Journée nationale de l’autopartage : la révolution de l’usage

8 décembre 2025
Ce 4 décembre a eu lieu la 3e Journée nationale de l’autopartage ©Valentina Volle (Les Indiscrétions)
Ce 4 décembre a eu lieu la 3e Journée nationale de l’autopartage ©Valentina Volle (Les Indiscrétions)

Et si la meilleure voiture était celle qu’on n’achète pas ? Et si, plutôt que d’ajouter des véhicules, l’enjeu était de mieux utiliser ceux qui existent déjà ? Mais à quel prix, et pour qui ? Ce 4 décembre a eu lieu la 3e Journée nationale de l’autopartage, coorganisée par l’Association des acteurs de l’autopartage, Montpellier Méditerranée Métropole (3M) et l’ADEME. Au programme ? Partager constats, chiffres et pistes pour accélérer la diffusion de ces services, y compris hors métropoles. 

Une voiture qui roule peu, un coût qui pèse. « Le défi écologique, c’est un défi sur le pouvoir d’achat », lance Michaël Delafosse, maire de Montpellier et président de 3M. « Vous avez là une notion qui va monter, c’est la notion d’intensité d’usage », insiste-t-il, en pointant le fait que la voiture individuelle « dort » beaucoup. 

Sortir de l’autosolisme : cap 2030. « L’enjeu, c’est moins de voitures », rappelle Céline Vachey, directrice régionale de l’Ademe Occitanie. Elle cite l’objectif de la stratégie nationale bas-carbone : -3,9 millions de voitures particulières d’ici 2030, soit « environ 10 % » du parc. 

1 million d’adeptes, mais une France encore sous-dimensionnée. « On a franchi le cap du million », indique Mathieu Chassignet, ingénieur à l’Ademe, à propos des utilisateurs de l’autopartage en 2025. « La flotte en boucle, en station, c’est presque 13.000 véhicules disponibles », poursuit-il, avec une progression de « 24 % entre 2023 et 2025 ». « Quand on compare à l’Allemagne, la Belgique, la Suisse, on est 2 à 3 fois moins implantés », constate-t-il. L’Ademe défend aider à se séparer d’une voiture et accélérer l’électrification. « Le parc d’autopartage est en moyenne plus électrifié », avance Mathieu Chassignet. « Ça permet d’essayer l’électrique », ajoute-t-il, en soulignant le rôle de “test” et de levée de freins. Autre chiffre qui en dit long sur le contexte économique est le « 30 % des répondants disent qu’ils ne pouvaient plus se permettre de se payer leur voiture ». 

J’en apprends plus ici 

Précarité : la trésorerie, la caution… et la fracture numérique. « La mobilité, c’est l’accès aux droits », rappelle Daphné Chamard-Teirlinck (Secours Catholique Caritas France). « Un quart des Français a déjà refusé un travail ou une formation faute de pouvoir s’y rendre », dit-elle, avant de pointer des freins comme la fracture numérique, la trésorerie à l’instant T, la caution ou l’accès bancaire. 
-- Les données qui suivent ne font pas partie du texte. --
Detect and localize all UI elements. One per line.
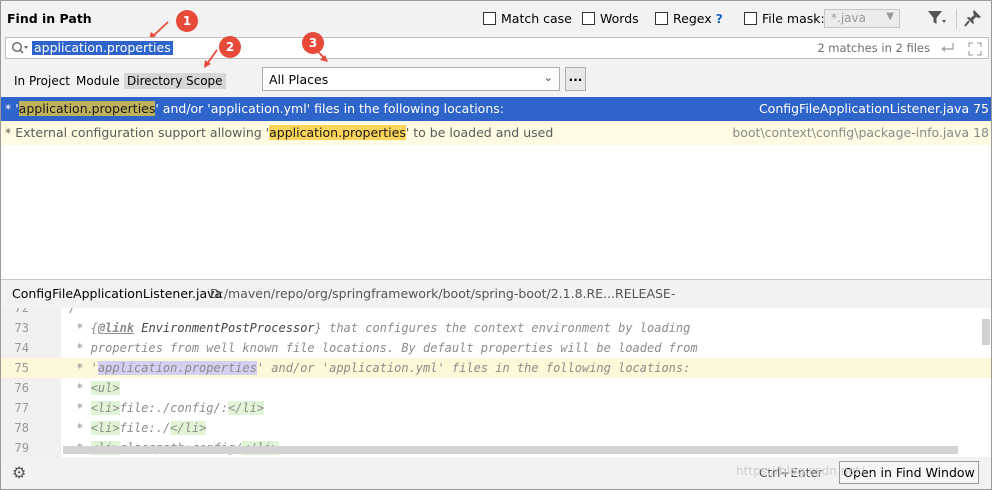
pin-icon[interactable] xyxy=(964,9,982,30)
regex-checkbox[interactable]: Regex ? xyxy=(655,11,723,26)
code-text: * 'application.properties' and/or 'appli… xyxy=(69,361,691,375)
search-input[interactable]: application.properties 2 matches in 2 fi… xyxy=(5,37,989,59)
code-line[interactable]: 75 * 'application.properties' and/or 'ap… xyxy=(1,358,991,378)
tab-directory[interactable]: Directory xyxy=(124,73,186,89)
code-preview[interactable]: 72 / 73 * {@link EnvironmentPostProcessor}… xyxy=(1,308,991,457)
file-mask-value: *.java xyxy=(831,11,866,25)
tab-in-project[interactable]: In Project xyxy=(11,73,73,89)
code-line[interactable]: 73 * {@link EnvironmentPostProcessor} th… xyxy=(1,318,991,338)
match-case-box[interactable] xyxy=(483,12,496,25)
preview-file-name: ConfigFileApplicationListener.java xyxy=(12,286,223,301)
result-row[interactable]: * External configuration support allowin… xyxy=(1,121,991,145)
line-number: 73 xyxy=(14,321,29,335)
code-text: * <li>file:./</li> xyxy=(69,421,207,435)
results-list: * 'application.properties' and/or 'appli… xyxy=(1,97,991,279)
regex-help-icon[interactable]: ? xyxy=(716,11,723,26)
result-row[interactable]: * 'application.properties' and/or 'appli… xyxy=(1,97,991,121)
result-match: application.properties xyxy=(18,101,156,116)
words-box[interactable] xyxy=(582,12,595,25)
toolbar-separator xyxy=(956,9,957,29)
filter-icon[interactable] xyxy=(927,9,947,30)
match-case-label: Match case xyxy=(501,11,572,26)
chevron-down-icon[interactable]: ⌄ xyxy=(544,71,553,84)
match-count: 2 matches in 2 files xyxy=(817,41,930,55)
tab-module[interactable]: Module xyxy=(73,73,123,89)
result-match: application.properties xyxy=(269,125,406,140)
words-checkbox[interactable]: Words xyxy=(582,11,639,26)
gear-icon[interactable]: ⚙ xyxy=(12,463,26,482)
line-number: 72 xyxy=(14,308,29,315)
new-line-icon[interactable] xyxy=(940,42,956,57)
result-file: ConfigFileApplicationListener.java 75 xyxy=(758,101,989,116)
result-text: * 'application.properties' and/or 'appli… xyxy=(5,101,504,116)
expand-icon[interactable] xyxy=(968,42,982,59)
horizontal-scrollbar[interactable] xyxy=(63,446,958,454)
find-in-path-dialog: Find in Path Match case Words Regex ? Fi… xyxy=(0,0,992,490)
code-text: * <li>file:./config/:</li> xyxy=(69,401,265,415)
match-case-checkbox[interactable]: Match case xyxy=(483,11,572,26)
file-mask-checkbox[interactable]: File mask: xyxy=(744,11,825,26)
code-text: * {@link EnvironmentPostProcessor} that … xyxy=(69,321,691,335)
file-mask-input[interactable]: *.java ▼ xyxy=(824,9,900,28)
line-number: 76 xyxy=(14,381,29,395)
line-number: 78 xyxy=(14,421,29,435)
code-line[interactable]: 76 * <ul> xyxy=(1,378,991,398)
watermark: https://blog.csdn.net/... xyxy=(736,464,876,478)
code-line[interactable]: 77 * <li>file:./config/:</li> xyxy=(1,398,991,418)
chevron-down-icon[interactable]: ▼ xyxy=(886,11,894,22)
search-query-text[interactable]: application.properties xyxy=(32,41,173,55)
code-line[interactable]: 74 * properties from well known file loc… xyxy=(1,338,991,358)
vertical-scrollbar[interactable] xyxy=(982,319,990,345)
code-line[interactable]: 72 / xyxy=(1,308,991,318)
regex-label: Regex xyxy=(673,11,712,26)
scope-more-button[interactable]: ... xyxy=(565,67,586,91)
regex-box[interactable] xyxy=(655,12,668,25)
scope-dropdown[interactable]: All Places ⌄ xyxy=(262,67,560,91)
words-label: Words xyxy=(600,11,639,26)
code-text: / xyxy=(69,308,77,315)
line-number: 74 xyxy=(14,341,29,355)
line-number: 77 xyxy=(14,401,29,415)
code-line[interactable]: 78 * <li>file:./</li> xyxy=(1,418,991,438)
code-text: * properties from well known file locati… xyxy=(69,341,698,355)
code-text: * <ul> xyxy=(69,381,120,395)
preview-header: ConfigFileApplicationListener.java D:/ma… xyxy=(1,280,991,329)
line-number: 75 xyxy=(14,361,29,375)
result-text: * External configuration support allowin… xyxy=(5,125,554,140)
file-mask-box[interactable] xyxy=(744,12,757,25)
line-number: 79 xyxy=(14,441,29,455)
result-file: boot\context\config\package-info.java 18 xyxy=(732,125,989,140)
search-icon[interactable] xyxy=(11,41,29,58)
file-mask-label: File mask: xyxy=(762,11,825,26)
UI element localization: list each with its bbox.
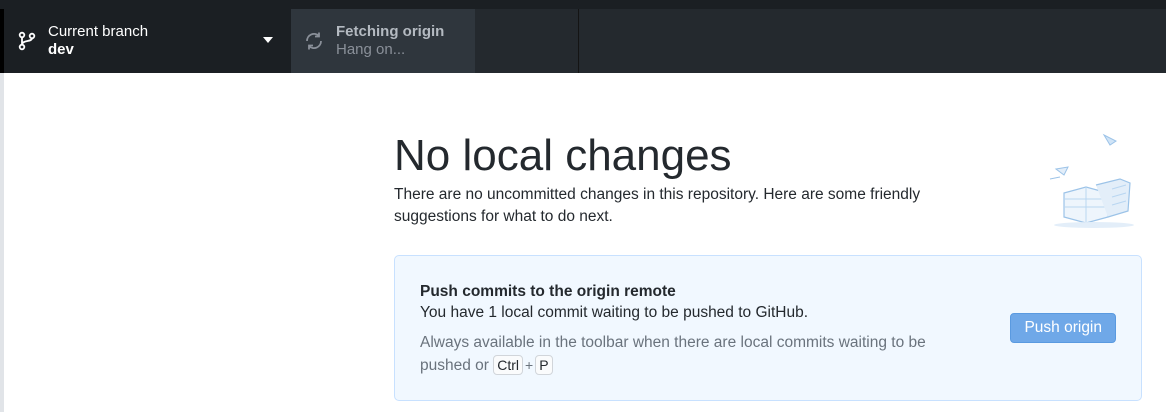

À Montpellier, une seule porte d’entrée pour rendre l’offre lisible. « Nous avons un territoire qui n’est pas riche », souligne Julie Frêche (vice-présidente de 3M), évoquant « 28 % de la population en dessous du seuil de pauvreté » et un poste transport qui représente « 30 % du budget des ménages sur notre territoire ». Elle insiste sur la massification : « Il faut simplifier la lisibilité de l’offre de mobilité ». « Il y a une seule porte d’entrée, c’est l’application M-Ticket », affirme-t-elle, en défendant l’intégration de services (réservation, paiement) et la diffusion du pass gratuit. 

Du « trou dans la raquette » aux verrous identifiés. « On avait un trou dans la raquette », reconnaît Éric Ollinger (DGITM). Il décrit une méthode : une plénière à plus de 180 personnes, des ateliers, puis le tri de 360 propositions. « On a identifié 5 familles de verrous : culturels, modèle économique, gouvernance, spécifiques à l’autopartage électrique, et opérationnels, dont l’assurance, notamment en partage entre particuliers ». 

Changer d’échelle, sans exclure. Un message de Philippe Tabarot, ministre chargé des Transports, est diffusé, où il évoque un objectif de plus de 70.000 véhicules d’ici 2031. Du côté des opérateurs, le réseau coopératif Citiz dit « se féliciter » de l’annonce d’objectifs nationaux et y voit un levier pour « simplifier » l’inscription et « renforcer la visibilité » de l’autopartage ; selon le réseau, près de 120.000 utilisateurs, 270 communes, 130 gares et près de 2.700 véhicules.